Russian Dissidents Accuse BBC of ‘pro-Putin’ Bias in Documentary Series

Posted on the 03 February 2012 by Periscope @periscopepost

Putin. Photo credit: World Economic Forum

The BBC’s four part documentary Putin, Russia and the Westhas come under fire from Russian exiles based in Britain for allegedly displaying a “pro-Putin bias” and “a lack of understanding of Russia’s recent history”.

The series, which will conclude next Thursday on BBC2, was produced by renowned film maker Norma Percy and Brooke Lapping Productions, also responsible for The Death of Yugoslavia and The Second Russian Revolution. The documentary featured over 100 interviewees, including Condoleezza Rice and Colin Powell, Putin’s defence secretary, Sergei Ivanov, and his press spokesman, Dmitry Peskov. Putin himself refused to appear.

Putin propaganda?  In an article on Wednesday, The Guardian reported that the renowned Soviet dissident Vladimir Bukovksy, who spent 12 years in a Russian prison, wrote a heavily critical review of the first episode in a blog for liberal Moscow radio station Echo Moskvy. “The documentary makes no attempt to illuminate events critically. It turns out to be an utter apology for Putin and his regime,” he said, adding: “If Putin had asked his propagandists to come up with a film they couldn’t have done better.” And that’s not all: Former editor at the BBC Russian service Masha Karp complained of “glaring gaps” in the narrative, including the 1999 apartment bombings which paved Putin’s rise to power.

“The contrast between the high level of professionalism in the film-making and the lack of understanding of Russia’s recent history is striking,” said Karp in her review.

That’s no bog standard rock…  The second episode’s revelation by Tony Blair’s former chief of staff Jonathan Powell that a British “spy rock” was placed in Moscow made headlines, such as this one on The Financial Times (£). The columnist Victor Davidoff described the revelation as “suspiciously good timing” in The Moscow Times, occurring just as the 2012 presidential election campaign began. As On the Box reminded us, it is widely assumed that Putin will seek a third non-consecutive term as President and so circumnavigate the Russian constitution. The footage of Powell has since been featured in Russian state television attack on the most respected independent critics of the regime, who were sceptical of the Russian government’s 2006 “spy rock” allegations.

The Telegraph’s Peter Oborne quipped, “How fortunate for Putin that he has a useful idiot in Jonathan Powell and a fearful news organisation like the BBC to make life easy for him.”

Roxburgh rocks the boat.  Angus Roxburgh, the former BBC Moscow correspondent and PR consultant to the Kremlin for three years with Ketchum PR, has also attracted criticism in his role as series correspondent.
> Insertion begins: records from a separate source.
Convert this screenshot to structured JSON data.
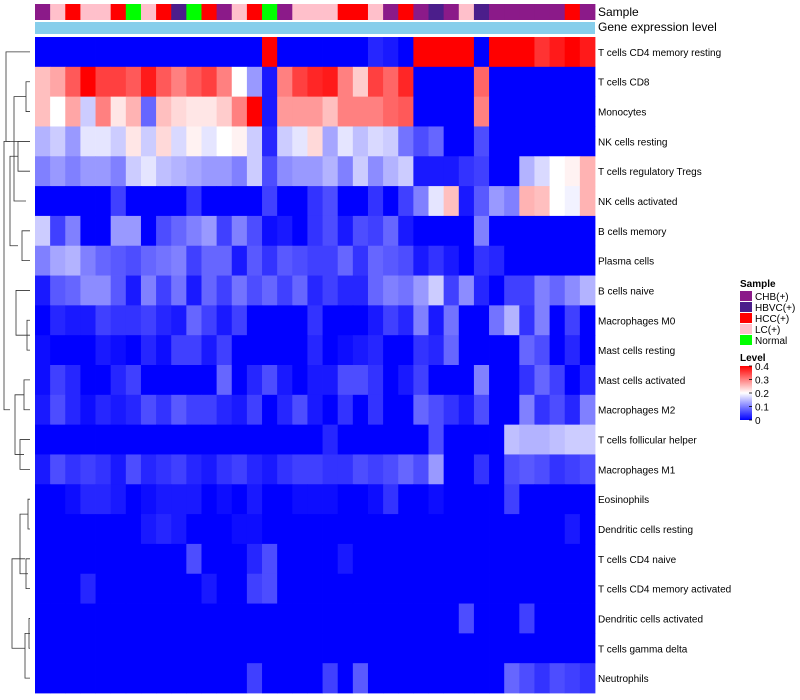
{
  "chart_data": {
    "type": "heatmap",
    "title": "",
    "annotation_labels": {
      "sample": "Sample",
      "expression": "Gene expression level"
    },
    "sample_colors": {
      "CHB(+)": "#8b1a89",
      "HBVC(+)": "#4b1e8b",
      "HCC(+)": "#ff0000",
      "LC(+)": "#ffc0cb",
      "Normal": "#00ff00"
    },
    "expression_bar_color": "#87ceeb",
    "columns": [
      "CHB(+)",
      "LC(+)",
      "HCC(+)",
      "LC(+)",
      "LC(+)",
      "HCC(+)",
      "Normal",
      "LC(+)",
      "HCC(+)",
      "HBVC(+)",
      "Normal",
      "HCC(+)",
      "CHB(+)",
      "LC(+)",
      "HCC(+)",
      "Normal",
      "CHB(+)",
      "LC(+)",
      "LC(+)",
      "LC(+)",
      "HCC(+)",
      "HCC(+)",
      "LC(+)",
      "CHB(+)",
      "HCC(+)",
      "CHB(+)",
      "HBVC(+)",
      "CHB(+)",
      "LC(+)",
      "HBVC(+)",
      "CHB(+)",
      "CHB(+)",
      "CHB(+)",
      "CHB(+)",
      "CHB(+)",
      "HCC(+)",
      "CHB(+)"
    ],
    "rows": [
      "T cells CD4 memory resting",
      "T cells CD8",
      "Monocytes",
      "NK cells resting",
      "T cells regulatory  Tregs",
      "NK cells activated",
      "B cells memory",
      "Plasma cells",
      "B cells naive",
      "Macrophages M0",
      "Mast cells resting",
      "Mast cells activated",
      "Macrophages M2",
      "T cells follicular helper",
      "Macrophages M1",
      "Eosinophils",
      "Dendritic cells resting",
      "T cells CD4 naive",
      "T cells CD4 memory activated",
      "Dendritic cells activated",
      "T cells gamma delta",
      "Neutrophils"
    ],
    "values": [
      [
        0,
        0,
        0,
        0,
        0,
        0,
        0,
        0,
        0,
        0,
        0,
        0,
        0,
        0,
        0,
        0.4,
        0,
        0,
        0,
        0,
        0,
        0,
        0.03,
        0.02,
        0,
        0.4,
        0.4,
        0.4,
        0.4,
        0,
        0.4,
        0.4,
        0.4,
        0.36,
        0.38,
        0.4,
        0.38
      ],
      [
        0.25,
        0.27,
        0.33,
        0.4,
        0.35,
        0.35,
        0.33,
        0.38,
        0.33,
        0.3,
        0.33,
        0.35,
        0.3,
        0.2,
        0.12,
        0.02,
        0.3,
        0.35,
        0.37,
        0.38,
        0.3,
        0.24,
        0.35,
        0.32,
        0.37,
        0,
        0,
        0,
        0,
        0.32,
        0,
        0,
        0,
        0,
        0,
        0,
        0
      ],
      [
        0.25,
        0.2,
        0.27,
        0.16,
        0.3,
        0.22,
        0.26,
        0.08,
        0.25,
        0.23,
        0.22,
        0.22,
        0.24,
        0.3,
        0.4,
        0.02,
        0.28,
        0.28,
        0.28,
        0.25,
        0.3,
        0.3,
        0.3,
        0.32,
        0.33,
        0,
        0,
        0,
        0,
        0.3,
        0,
        0,
        0,
        0,
        0,
        0,
        0
      ],
      [
        0.14,
        0.16,
        0.12,
        0.18,
        0.18,
        0.16,
        0.22,
        0.16,
        0.23,
        0.17,
        0.21,
        0.18,
        0.2,
        0.21,
        0.16,
        0.03,
        0.16,
        0.18,
        0.23,
        0.13,
        0.18,
        0.15,
        0.17,
        0.16,
        0.09,
        0.06,
        0.08,
        0,
        0,
        0.06,
        0,
        0,
        0,
        0,
        0,
        0,
        0
      ],
      [
        0.1,
        0.12,
        0.1,
        0.12,
        0.12,
        0.1,
        0.16,
        0.18,
        0.15,
        0.14,
        0.13,
        0.12,
        0.12,
        0.1,
        0.16,
        0.06,
        0.11,
        0.12,
        0.12,
        0.14,
        0.1,
        0.16,
        0.11,
        0.14,
        0.16,
        0.02,
        0.02,
        0.02,
        0.04,
        0.05,
        0,
        0,
        0.14,
        0.17,
        0.2,
        0.21,
        0.26
      ],
      [
        0,
        0,
        0,
        0,
        0,
        0.05,
        0,
        0,
        0,
        0,
        0.04,
        0,
        0,
        0,
        0,
        0.05,
        0,
        0,
        0.04,
        0.06,
        0,
        0,
        0.04,
        0,
        0.05,
        0.1,
        0.18,
        0.25,
        0.02,
        0.07,
        0.12,
        0.1,
        0.26,
        0.25,
        0.2,
        0.19,
        0.26
      ],
      [
        0.16,
        0.05,
        0.1,
        0,
        0,
        0.12,
        0.12,
        0,
        0.06,
        0.08,
        0.1,
        0.12,
        0.05,
        0.1,
        0.06,
        0.01,
        0.02,
        0,
        0.04,
        0.06,
        0.02,
        0.06,
        0.05,
        0.08,
        0.02,
        0,
        0,
        0,
        0,
        0.1,
        0,
        0,
        0,
        0,
        0,
        0,
        0
      ],
      [
        0.1,
        0.13,
        0.14,
        0.1,
        0.08,
        0.07,
        0.06,
        0.08,
        0.09,
        0.1,
        0.05,
        0.08,
        0.08,
        0.02,
        0.07,
        0.04,
        0.07,
        0.06,
        0.05,
        0.05,
        0.08,
        0.04,
        0.08,
        0.07,
        0.06,
        0.02,
        0.04,
        0.02,
        0,
        0.04,
        0.03,
        0,
        0,
        0,
        0,
        0,
        0
      ],
      [
        0.02,
        0.07,
        0.08,
        0.11,
        0.11,
        0.07,
        0.02,
        0.1,
        0.05,
        0.09,
        0.02,
        0.08,
        0.05,
        0.09,
        0.06,
        0.08,
        0.05,
        0.08,
        0.03,
        0.05,
        0.03,
        0.03,
        0.08,
        0.1,
        0.09,
        0.12,
        0.16,
        0.05,
        0.11,
        0.03,
        0,
        0.05,
        0.05,
        0.1,
        0.08,
        0.11,
        0.14
      ],
      [
        0,
        0.03,
        0.02,
        0.02,
        0.05,
        0.04,
        0.04,
        0.05,
        0.03,
        0.02,
        0.08,
        0.05,
        0.02,
        0.05,
        0,
        0,
        0,
        0,
        0.04,
        0,
        0,
        0,
        0.02,
        0.05,
        0.03,
        0.1,
        0.02,
        0.09,
        0,
        0,
        0.09,
        0.14,
        0.04,
        0.1,
        0,
        0.05,
        0
      ],
      [
        0.01,
        0,
        0,
        0,
        0.02,
        0.01,
        0,
        0.03,
        0.01,
        0.05,
        0.05,
        0.02,
        0.05,
        0,
        0,
        0,
        0,
        0,
        0.03,
        0,
        0.01,
        0.02,
        0.03,
        0,
        0,
        0.04,
        0.03,
        0.08,
        0,
        0,
        0,
        0,
        0.08,
        0.06,
        0,
        0.03,
        0
      ],
      [
        0.01,
        0.05,
        0.03,
        0,
        0,
        0.03,
        0.05,
        0,
        0,
        0,
        0,
        0,
        0.08,
        0,
        0.03,
        0.06,
        0.02,
        0,
        0.02,
        0.02,
        0.06,
        0.06,
        0.04,
        0,
        0.02,
        0.05,
        0,
        0,
        0,
        0.1,
        0,
        0,
        0.04,
        0.08,
        0.05,
        0,
        0.03
      ],
      [
        0.02,
        0.06,
        0.03,
        0.01,
        0.03,
        0.02,
        0.03,
        0.06,
        0.04,
        0.07,
        0.05,
        0.05,
        0.03,
        0.02,
        0.05,
        0,
        0.03,
        0.06,
        0.02,
        0,
        0.04,
        0,
        0.04,
        0,
        0,
        0.08,
        0.06,
        0.04,
        0.02,
        0.06,
        0,
        0,
        0.1,
        0.04,
        0.06,
        0.03,
        0.1
      ],
      [
        0,
        0,
        0,
        0,
        0,
        0,
        0,
        0,
        0,
        0,
        0,
        0,
        0,
        0,
        0,
        0,
        0,
        0,
        0,
        0.03,
        0,
        0,
        0,
        0,
        0,
        0,
        0.06,
        0,
        0,
        0,
        0,
        0.15,
        0.14,
        0.14,
        0.15,
        0.16,
        0.16
      ],
      [
        0.02,
        0.06,
        0.04,
        0.05,
        0.04,
        0.02,
        0.06,
        0.03,
        0.04,
        0.05,
        0.03,
        0.02,
        0.04,
        0.05,
        0.03,
        0.02,
        0.04,
        0.05,
        0.05,
        0.04,
        0.04,
        0.06,
        0.05,
        0.06,
        0.08,
        0.06,
        0.12,
        0,
        0,
        0.04,
        0,
        0.06,
        0.07,
        0.06,
        0.04,
        0.05,
        0.06
      ],
      [
        0,
        0,
        0.01,
        0.03,
        0.03,
        0.02,
        0,
        0.01,
        0.02,
        0.02,
        0.02,
        0,
        0.01,
        0,
        0.02,
        0,
        0,
        0.01,
        0.01,
        0.01,
        0,
        0,
        0.01,
        0.04,
        0,
        0,
        0.01,
        0,
        0,
        0,
        0,
        0.05,
        0,
        0,
        0,
        0,
        0
      ],
      [
        0,
        0,
        0,
        0,
        0,
        0,
        0,
        0.02,
        0.03,
        0.02,
        0,
        0,
        0,
        0.01,
        0.01,
        0,
        0,
        0,
        0,
        0,
        0,
        0,
        0,
        0,
        0,
        0,
        0,
        0,
        0,
        0,
        0,
        0,
        0,
        0,
        0,
        0.02,
        0
      ],
      [
        0,
        0,
        0,
        0,
        0,
        0,
        0,
        0,
        0,
        0,
        0.06,
        0,
        0,
        0,
        0.03,
        0.06,
        0,
        0,
        0,
        0,
        0.02,
        0,
        0,
        0,
        0,
        0,
        0,
        0,
        0,
        0,
        0,
        0,
        0,
        0,
        0,
        0,
        0
      ],
      [
        0,
        0,
        0,
        0.03,
        0,
        0,
        0,
        0,
        0,
        0,
        0,
        0.02,
        0,
        0,
        0.05,
        0.06,
        0,
        0,
        0,
        0,
        0,
        0,
        0,
        0,
        0,
        0,
        0,
        0,
        0,
        0,
        0,
        0,
        0,
        0,
        0,
        0,
        0
      ],
      [
        0,
        0,
        0,
        0,
        0,
        0,
        0,
        0,
        0,
        0,
        0,
        0,
        0,
        0,
        0,
        0,
        0,
        0,
        0,
        0,
        0,
        0,
        0,
        0,
        0,
        0,
        0,
        0,
        0.06,
        0,
        0,
        0,
        0.05,
        0,
        0,
        0,
        0
      ],
      [
        0,
        0,
        0,
        0,
        0,
        0,
        0,
        0,
        0,
        0,
        0,
        0,
        0,
        0,
        0,
        0,
        0,
        0,
        0,
        0,
        0,
        0,
        0,
        0,
        0,
        0,
        0,
        0,
        0,
        0,
        0,
        0,
        0,
        0,
        0,
        0,
        0
      ],
      [
        0,
        0,
        0,
        0,
        0,
        0,
        0,
        0,
        0,
        0,
        0,
        0,
        0,
        0,
        0.05,
        0,
        0,
        0,
        0,
        0.05,
        0,
        0.07,
        0,
        0,
        0,
        0,
        0,
        0,
        0,
        0,
        0,
        0.08,
        0.06,
        0.04,
        0.06,
        0.05,
        0.04
      ]
    ],
    "color_scale": {
      "low": "#0000ff",
      "mid": "#ffffff",
      "high": "#ff0000",
      "range": [
        0,
        0.4
      ]
    },
    "legend": {
      "sample_title": "Sample",
      "sample_entries": [
        "CHB(+)",
        "HBVC(+)",
        "HCC(+)",
        "LC(+)",
        "Normal"
      ],
      "level_title": "Level",
      "level_ticks": [
        "0.4",
        "0.3",
        "0.2",
        "0.1",
        "0"
      ],
      "placement": "right"
    },
    "row_dendrogram": true
  }
}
Peter Oborne on The Telegraph found it “profoundly shocking that the BBC should even have considered using him”. However, Roxburgh defended himself in a letter to The Guardian after a similar sentiment was expressed by Luke Harding, labelling Bukovsky’s claim “utter nonsense”: “I have not read a single review of the BBC series that agrees it paints Putin in a favourable light – rather the opposite.” Indeed, The Telegraph’s own review by David Blair said the series offered “interviews with almost every key figure, a scrupulously neutral script, an eye for drama and the telling detail.”

The BBC bites back.  The BBC has not taken these accusations lightly, describing Putin, Russia and the West as “a thorough and multisided account of Putin’s time as President and Prime Minster of Russia.” Norma Percy argued that the subject of the series was Russia’s international role rather than its internal politics. A BBC spokesperson said: “Putin, Russia and the West was made in complete accordance with the BBC’s editorial guidelines. Based on three years’ research in Russia, United States and Europe, it is under pinned by the highest journalistic standards.”